Both of my parents grew up in a small mining town of Butte, Montana. Butte’s various mining operations pulled silver, gold, and copper from the earth and attracted immigrants from an impressive number of countries – Ireland, Wales, Finland, Serbia, Italy, China, Syria, and Mexico among others.
While my parents moved from Butte to Helena, where I was born, and eventually to Indianapolis, Butte and its diverse citizenry have been a presence in our family kitchen throughout my life. I’d spend hours as a child perusing the Butte Heritage Cookbook and the many culinary cultures within it. But the best part of Butte’s legacy comes from the kitchen.

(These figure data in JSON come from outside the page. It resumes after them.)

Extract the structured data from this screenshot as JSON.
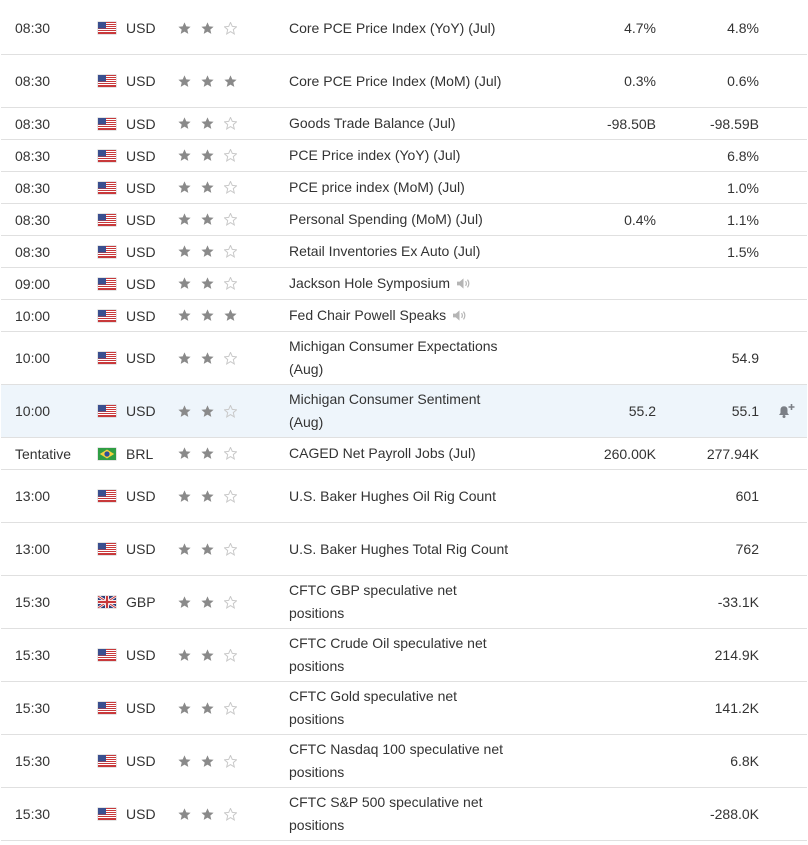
{
  "colors": {
    "star_filled": "#8a8a8a",
    "star_empty": "#c9c9c9",
    "row_highlight": "#eef5fb"
  },
  "rows": [
    {
      "time": "08:30",
      "flag": "us-flag-icon",
      "currency": "USD",
      "importance": 2,
      "event": "Core PCE Price Index (YoY) (Jul)",
      "actual": "4.7%",
      "forecast": "4.8%"
    },
    {
      "time": "08:30",
      "flag": "us-flag-icon",
      "currency": "USD",
      "importance": 3,
      "event": "Core PCE Price Index (MoM) (Jul)",
      "actual": "0.3%",
      "forecast": "0.6%"
    },
    {
      "time": "08:30",
      "flag": "us-flag-icon",
      "currency": "USD",
      "importance": 2,
      "event": "Goods Trade Balance (Jul)",
      "actual": "-98.50B",
      "forecast": "-98.59B"
    },
    {
      "time": "08:30",
      "flag": "us-flag-icon",
      "currency": "USD",
      "importance": 2,
      "event": "PCE Price index (YoY) (Jul)",
      "actual": "",
      "forecast": "6.8%"
    },
    {
      "time": "08:30",
      "flag": "us-flag-icon",
      "currency": "USD",
      "importance": 2,
      "event": "PCE price index (MoM) (Jul)",
      "actual": "",
      "forecast": "1.0%"
    },
    {
      "time": "08:30",
      "flag": "us-flag-icon",
      "currency": "USD",
      "importance": 2,
      "event": "Personal Spending (MoM) (Jul)",
      "actual": "0.4%",
      "forecast": "1.1%"
    },
    {
      "time": "08:30",
      "flag": "us-flag-icon",
      "currency": "USD",
      "importance": 2,
      "event": "Retail Inventories Ex Auto (Jul)",
      "actual": "",
      "forecast": "1.5%"
    },
    {
      "time": "09:00",
      "flag": "us-flag-icon",
      "currency": "USD",
      "importance": 2,
      "event": "Jackson Hole Symposium",
      "speech": true,
      "actual": "",
      "forecast": ""
    },
    {
      "time": "10:00",
      "flag": "us-flag-icon",
      "currency": "USD",
      "importance": 3,
      "event": "Fed Chair Powell Speaks",
      "speech": true,
      "actual": "",
      "forecast": ""
    },
    {
      "time": "10:00",
      "flag": "us-flag-icon",
      "currency": "USD",
      "importance": 2,
      "event": "Michigan Consumer Expectations (Aug)",
      "actual": "",
      "forecast": "54.9"
    },
    {
      "time": "10:00",
      "flag": "us-flag-icon",
      "currency": "USD",
      "importance": 2,
      "event": "Michigan Consumer Sentiment (Aug)",
      "actual": "55.2",
      "forecast": "55.1",
      "highlighted": true,
      "alert": "bell-plus-icon"
    },
    {
      "time": "Tentative",
      "flag": "br-flag-icon",
      "currency": "BRL",
      "importance": 2,
      "event": "CAGED Net Payroll Jobs (Jul)",
      "actual": "260.00K",
      "forecast": "277.94K"
    },
    {
      "time": "13:00",
      "flag": "us-flag-icon",
      "currency": "USD",
      "importance": 2,
      "event": "U.S. Baker Hughes Oil Rig Count",
      "actual": "",
      "forecast": "601"
    },
    {
      "time": "13:00",
      "flag": "us-flag-icon",
      "currency": "USD",
      "importance": 2,
      "event": "U.S. Baker Hughes Total Rig Count",
      "actual": "",
      "forecast": "762"
    },
    {
      "time": "15:30",
      "flag": "gb-flag-icon",
      "currency": "GBP",
      "importance": 2,
      "event": "CFTC GBP speculative net positions",
      "actual": "",
      "forecast": "-33.1K"
    },
    {
      "time": "15:30",
      "flag": "us-flag-icon",
      "currency": "USD",
      "importance": 2,
      "event": "CFTC Crude Oil speculative net positions",
      "actual": "",
      "forecast": "214.9K"
    },
    {
      "time": "15:30",
      "flag": "us-flag-icon",
      "currency": "USD",
      "importance": 2,
      "event": "CFTC Gold speculative net positions",
      "actual": "",
      "forecast": "141.2K"
    },
    {
      "time": "15:30",
      "flag": "us-flag-icon",
      "currency": "USD",
      "importance": 2,
      "event": "CFTC Nasdaq 100 speculative net positions",
      "actual": "",
      "forecast": "6.8K"
    },
    {
      "time": "15:30",
      "flag": "us-flag-icon",
      "currency": "USD",
      "importance": 2,
      "event": "CFTC S&P 500 speculative net positions",
      "actual": "",
      "forecast": "-288.0K"
    }
  ]
}
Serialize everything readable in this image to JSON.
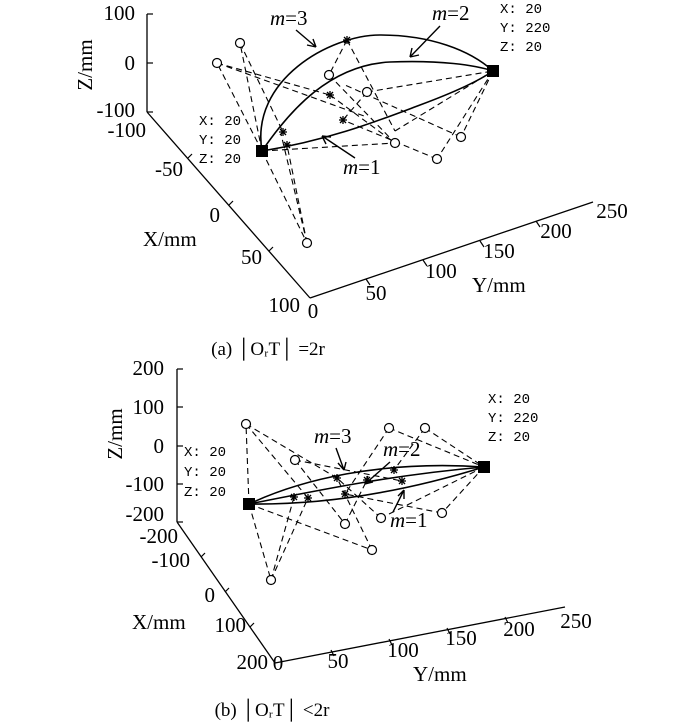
{
  "chart_data": [
    {
      "panel": "a",
      "type": "3d-trajectory",
      "caption": "(a) │OᵣT│ =2r",
      "axes": {
        "x": {
          "label": "X/mm",
          "ticks": [
            "-100",
            "-50",
            "0",
            "50",
            "100"
          ]
        },
        "y": {
          "label": "Y/mm",
          "ticks": [
            "0",
            "50",
            "100",
            "150",
            "200",
            "250"
          ]
        },
        "z": {
          "label": "Z/mm",
          "ticks": [
            "100",
            "0",
            "-100"
          ]
        }
      },
      "start_point": {
        "label_x": "X: 20",
        "label_y": "Y: 20",
        "label_z": "Z: 20"
      },
      "end_point": {
        "label_x": "X: 20",
        "label_y": "Y: 220",
        "label_z": "Z: 20"
      },
      "series": [
        {
          "name": "m=1",
          "label": "m=1"
        },
        {
          "name": "m=2",
          "label": "m=2"
        },
        {
          "name": "m=3",
          "label": "m=3"
        }
      ]
    },
    {
      "panel": "b",
      "type": "3d-trajectory",
      "caption": "(b) │OᵣT│ <2r",
      "axes": {
        "x": {
          "label": "X/mm",
          "ticks": [
            "-200",
            "-100",
            "0",
            "100",
            "200"
          ]
        },
        "y": {
          "label": "Y/mm",
          "ticks": [
            "0",
            "50",
            "100",
            "150",
            "200",
            "250"
          ]
        },
        "z": {
          "label": "Z/mm",
          "ticks": [
            "200",
            "100",
            "0",
            "-100",
            "-200"
          ]
        }
      },
      "start_point": {
        "label_x": "X: 20",
        "label_y": "Y: 20",
        "label_z": "Z: 20"
      },
      "end_point": {
        "label_x": "X: 20",
        "label_y": "Y: 220",
        "label_z": "Z: 20"
      },
      "series": [
        {
          "name": "m=1",
          "label": "m=1"
        },
        {
          "name": "m=2",
          "label": "m=2"
        },
        {
          "name": "m=3",
          "label": "m=3"
        }
      ]
    }
  ]
}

For my mom’s MBA graduation, my sister and I made loads of pasties (pronounced past–eees), a Cornish turnover popular in Butte, to reference her first graduation in 8th grade. Each Christmas, my mom, sister and I make a ton of sweets, but the most important dish is Povitica. We roll the delicate yeasted dough until it reaches to all corners of a table, spread a rich walnut paste over the paper-thin dough, and finally roll the whole thing up. Our recipe doesn’t come from my German-Irish family; Mrs. Lavich, a Yugoslavian family friend, gave it to my grandmother after many, many years of asking. And both of my parents told me about the glories of the pork chop sandwiches in Butte – a different, but no less delightful version when compared to our Indiana pork chops.
These family traditions are the result of many people building community by breaking bread, sharing traditions, and welcoming one another into family kitchens. In Indianapolis, I see the same things happening in little restaurants and through our bevy of cultural festivals. For me, that’s the most magical thing about food — that we can connect to one another, learning, sharing, and feasting as a community. I’m lucky to feel that sense of connection with many local restaurant owners, whether they are recent immigrants or longtime residents, and I’m thrilled to get to build a little bit of it at my own table from time to time.